Alison Pryde
- Director
We are currently dealing with a number of Farming Partnership disputes and some of our colleagues are similarly engaged. Many of the matters that are arising could have been avoided or more easily resolved if there had been a written partnership agreement in place. Other issues could have been resolved if that agreement had been updated as partners retired or passed away.
I am thinking of one where there were five partners drafted so that when the father had was alive, he had the casting vote. This agreement was not updated when he died, issues then arose between the four remaining partners with two siding against the other two, and the Partnership Agreement left them unable to take any partnership decisions.
If you run your farming operation with others, it is essential to have a properly drawn up partnership agreement to regulate how the partnership operates and to update it as situations change. This is, in my experience essential in all cases and especially where your partners are family members.
If there is no written partnership agreement the partnership will be regulated by The Partnership Act 1890 (‘the 1890 Act’). The provisions of the 1890 Act may well not be suitable for your farming operation. For example the 1890 Act contains provisions which give all partners an equal vote and an equal share of the profits. That may well not be appropriate. It also states that the partnership will dissolve if one of the partners dies. That may be very undesirable, since unintended tax and legal consequences may ensue.
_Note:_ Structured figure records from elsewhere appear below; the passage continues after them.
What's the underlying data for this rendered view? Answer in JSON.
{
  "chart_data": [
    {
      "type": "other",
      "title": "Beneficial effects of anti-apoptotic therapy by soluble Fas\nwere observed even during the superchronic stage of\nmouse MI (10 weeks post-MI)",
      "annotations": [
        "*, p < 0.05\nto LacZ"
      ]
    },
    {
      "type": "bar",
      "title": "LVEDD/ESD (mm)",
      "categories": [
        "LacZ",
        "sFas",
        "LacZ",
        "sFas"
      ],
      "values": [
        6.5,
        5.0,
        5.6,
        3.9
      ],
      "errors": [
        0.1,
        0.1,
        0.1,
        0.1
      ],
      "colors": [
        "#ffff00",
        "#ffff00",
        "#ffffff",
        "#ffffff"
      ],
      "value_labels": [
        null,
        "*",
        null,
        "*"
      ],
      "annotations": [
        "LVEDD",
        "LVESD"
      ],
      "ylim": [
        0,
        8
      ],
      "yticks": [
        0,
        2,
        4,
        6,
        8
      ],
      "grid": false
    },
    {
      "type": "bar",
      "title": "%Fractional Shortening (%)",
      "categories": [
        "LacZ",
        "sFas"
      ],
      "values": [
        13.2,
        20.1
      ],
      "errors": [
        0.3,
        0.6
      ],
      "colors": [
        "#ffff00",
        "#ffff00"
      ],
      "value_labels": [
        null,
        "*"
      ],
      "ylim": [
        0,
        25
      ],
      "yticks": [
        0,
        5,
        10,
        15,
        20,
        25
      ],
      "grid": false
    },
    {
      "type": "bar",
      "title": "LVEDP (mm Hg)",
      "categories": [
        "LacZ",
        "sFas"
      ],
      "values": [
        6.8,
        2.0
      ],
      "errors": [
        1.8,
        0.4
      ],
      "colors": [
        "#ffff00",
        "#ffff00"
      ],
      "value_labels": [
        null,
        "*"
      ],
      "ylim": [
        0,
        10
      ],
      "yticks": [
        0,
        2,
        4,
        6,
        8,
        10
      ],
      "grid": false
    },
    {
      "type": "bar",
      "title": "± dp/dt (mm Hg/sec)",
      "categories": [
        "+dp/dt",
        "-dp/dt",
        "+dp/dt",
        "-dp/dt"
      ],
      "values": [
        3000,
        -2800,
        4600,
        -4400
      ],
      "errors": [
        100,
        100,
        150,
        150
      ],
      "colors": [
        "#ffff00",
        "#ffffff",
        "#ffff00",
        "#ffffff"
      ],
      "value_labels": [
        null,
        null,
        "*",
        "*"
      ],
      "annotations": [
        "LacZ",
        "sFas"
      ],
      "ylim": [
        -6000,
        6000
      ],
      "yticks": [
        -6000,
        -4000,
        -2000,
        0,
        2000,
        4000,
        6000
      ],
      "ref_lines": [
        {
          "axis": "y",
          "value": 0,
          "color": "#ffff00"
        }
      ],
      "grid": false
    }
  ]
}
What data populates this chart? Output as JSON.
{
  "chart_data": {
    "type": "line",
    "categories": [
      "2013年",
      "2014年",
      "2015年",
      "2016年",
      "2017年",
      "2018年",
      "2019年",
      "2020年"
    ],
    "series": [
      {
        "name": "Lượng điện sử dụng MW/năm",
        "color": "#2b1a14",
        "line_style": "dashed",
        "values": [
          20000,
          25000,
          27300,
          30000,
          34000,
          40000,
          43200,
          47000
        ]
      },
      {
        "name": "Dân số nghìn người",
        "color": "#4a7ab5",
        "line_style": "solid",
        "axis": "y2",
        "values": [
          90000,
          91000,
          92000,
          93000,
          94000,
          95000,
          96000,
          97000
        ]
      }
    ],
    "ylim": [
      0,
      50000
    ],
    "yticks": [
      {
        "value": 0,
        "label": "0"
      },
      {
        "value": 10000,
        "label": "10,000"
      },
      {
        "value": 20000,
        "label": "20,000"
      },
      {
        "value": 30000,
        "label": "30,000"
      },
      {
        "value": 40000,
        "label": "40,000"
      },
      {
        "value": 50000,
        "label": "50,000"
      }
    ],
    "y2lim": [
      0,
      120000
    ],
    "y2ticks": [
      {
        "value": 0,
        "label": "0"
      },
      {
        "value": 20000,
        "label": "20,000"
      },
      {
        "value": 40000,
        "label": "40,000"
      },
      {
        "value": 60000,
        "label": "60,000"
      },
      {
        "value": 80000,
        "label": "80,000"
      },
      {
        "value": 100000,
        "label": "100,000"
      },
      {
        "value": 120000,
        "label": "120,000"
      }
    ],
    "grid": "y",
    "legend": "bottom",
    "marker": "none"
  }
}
A written partnership agreement can cover many matters, as appropriate in the situation, such as the name of the partnership, its commencement date and place of business, capital contributions, capital assets, withdrawal of capital, voting rights as well as what happens if someone dies, resigns, or is assumed to the partnership. To avoid cessation of the partnership on the death of a partner the agreement should contain a clause to say the trade will continue. Consideration should also be given to how to deal with surviving partners and the paying out of the beneficiaries of a deceased partner. The agreement can also regulate the routine management of the partnership.
When drafting a partnership agreement it is important to consider whether the farmland is a partnership asset. Often farms will have been bought in parts over years, with some land being taken in the name of the partnership and some in the name of individuals. When drawing up a partnership agreement it is important to understand the legal ownership of the farm so that this is correctly defined and handled in the agreement.
From an inheritance tax perspective, only partnership property qualifies for 100% business property relief. Farmland held outside the partnership only gets relief at 50%. There is no such distinction as regards agricultural property relief, but maximising business property relief may be of particular benefit where land has development value or there are non-agricultural assets.
Where land is not partnership property, a transfer to the partnership may be achieved by a formal conveyance of the land to the partnership or entering into a declaration to the effect that the land is held for the benefit of the partnership. This might require an entry to be made and kept updated in the Register of Persons Holding a Controlled Interest in Land. This Register is something that must not be overlooked. Both ways of dealing with transferring land to the partnership have tax implications but this is where a carefully thought out and defined agreement with appropriate land capital accounts, can be used to mitigate the potential tax.
It is vital ensure to ensure that the partnership agreement is compatible with the partners’ individual Wills and if the farm is held on a partnership title or on trust for the partnership you may need to consider the question of legal rights in the partners’ estates. Considering the legal rights question is vital in all partnership arrangements and no solicitor should draft a Will for a partner without seeing the partnership agreement and understanding how partnership property is dealt with.
Legal rights may be claimed on the death of a Scottish domiciled individual by the surviving spouse and children. A claim to legal rights can only be made on the deceased’s moveable estate which would normally exclude land. However, if land is partnership property the deceased’s interest in the land may be subject to a legal rights claim. Any partnership agreement should be drafted to deal with the issue of legal rights to provide the partners with certainty about who can and will inherit their farm.
If you don’t have a partnership agreement in place, we consider that this is risky and that you should give serious consideration to having an agreement drawn up. This could save you time, money and strife in the future.
Equally if you haven’t reviewed your partnership agreement for a while, look it out and make sure it is still fit for purpose. Ideally partnership agreements, like Wills, should be reviewed every 3-5 years to check whether there have been any changes to legal or tax rules that need to be thought about. Additionally, the agreement should be reviewed every time a partner leaves or a new partner joins.